Esa discapacidad, parece que fruto de la enfermedad, limita su autogobierno tanto en el ámbito personal como en el patrimonial, siendo preciso complementar su capacidad, para lo que procede designar un curador que la apoye a la hora de tomar algunas decisiones. En consecuencia: (a) En la esfera personal, requerirá la intervención del curador para tomar las decisiones que excedan de las actividades básicas de la vida ordinaria y para todo lo relacionado con su salud, manejo de medicamentos, citas médicas y consentimiento de tratamientos médicos.
Ello, naturalmente, sin perjuicio de la aplicación cuando proceda de lo dispuesto en el artículo 9.2.b) y en el artículo 9.3 de la Ley 41/2002, de 14 de noviembre, básica reguladora de la autonomía del paciente.
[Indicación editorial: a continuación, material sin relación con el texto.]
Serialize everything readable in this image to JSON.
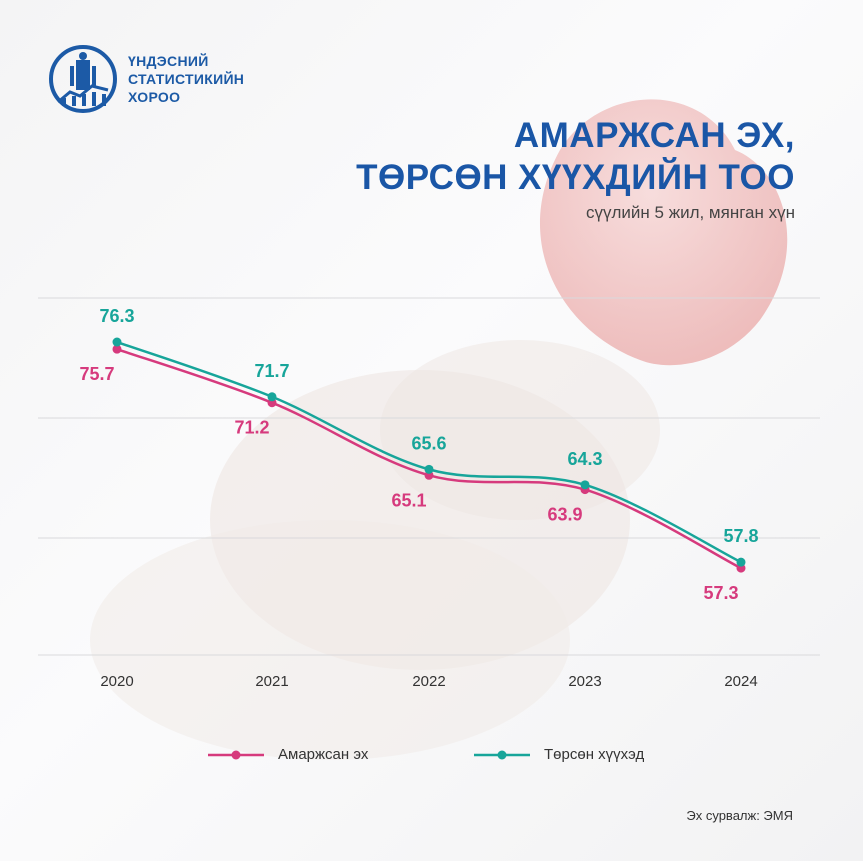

El primero legitima a los facultativos para llevar a cabo las intervenciones clínicas indispensables en favor de la salud del paciente, sin necesidad de contar con su consentimiento, cuando existe riesgo inmediato grave para la integridad física o psíquica del enfermo y no sea posible conseguir su autorización, consultando, cuando las circunstancias lo permitan, a sus familiares o a las personas vinculadas de hecho a él. Conforme al segundo, cuando el paciente no sea capaz de tomar decisiones, a criterio del médico responsable de la asistencia, o su estado físico o psíquico no le permita hacerse cargo de su situación, el consentimiento lo prestarán las personas vinculadas a él por razones familiares o de hecho. En todo caso, la decisión deberá adoptarse atendiendo siempre al mayor beneficio para la vida o salud del paciente, en los términos del artículo 9.6 de la misma Ley.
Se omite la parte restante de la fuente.